In the following descriptions, a Direct Form, Type II format will be used for an nth order filter using standard MATLAB symbols notation. The reader can transform these to a preferred format, if desired.

We will start by developing a -ve latency DSP block and then see how that can be used to build a zero-latency signal processing capability.

a. Developing a -ve Latency DSP Block

The starting point is a standard format nth order filter representation as follows :-

Fig 2. Generic nth order Digital Filter DF1 described using standard MATLAB blocks

In the next step, we factor out the b0 term which together with a new Digital Filter DF2, is equivalent to the filter DF1.

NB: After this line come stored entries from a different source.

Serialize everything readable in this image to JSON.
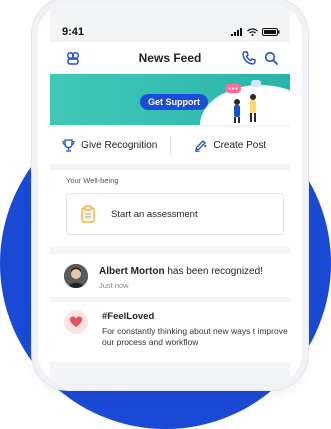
{
  "status_bar": {
    "time": "9:41"
  },
  "header": {
    "title": "News Feed"
  },
  "banner": {
    "button_label": "Get Support"
  },
  "actions": {
    "recognition_label": "Give Recognition",
    "post_label": "Create Post"
  },
  "wellbeing": {
    "section_label": "Your Well-being",
    "assessment_label": "Start an assessment"
  },
  "feed": {
    "item": {
      "name": "Albert Morton",
      "text": " has been recognized!",
      "time": "Just now"
    },
    "post": {
      "tag": "#FeelLoved",
      "body": "For constantly thinking about new ways t improve our process and workflow"
    }
  },
  "colors": {
    "accent": "#1b4ed8",
    "teal": "#2ab3aa",
    "background_circle": "#1a49d6"
  }
}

Fig 3. A Filter b0 + DF2 which is equivalent to DF1

For the moment, we will ignore the separated simple gain b0. For the remaining DF2 we can shift all the output gains b1-b0*a1 etc. up one delay tap to get a new filter DF3 :-

Fig 4. The Digital Filter DF3 which is as DF2 but with the output signal 1 sample too early (-ve latency)

In summary, we have split the original Digital Filter into 2 parts. The first part is a simple gain b0. The second part is a new Digital Filter DF3 which contains all the elements that define the required complex frequency dependent characteristics. Importantly, the DF3 characteristic produces the required samples 1 sample too soon.


b. Incorporating the -ve Latency DSP Block into a Sampled-Data System

Fig 1 can now redrawn with the new b0 , DF3 arrangement as :-

 Fig 5. An arrangement that can provide negligible unwanted signal processing latency.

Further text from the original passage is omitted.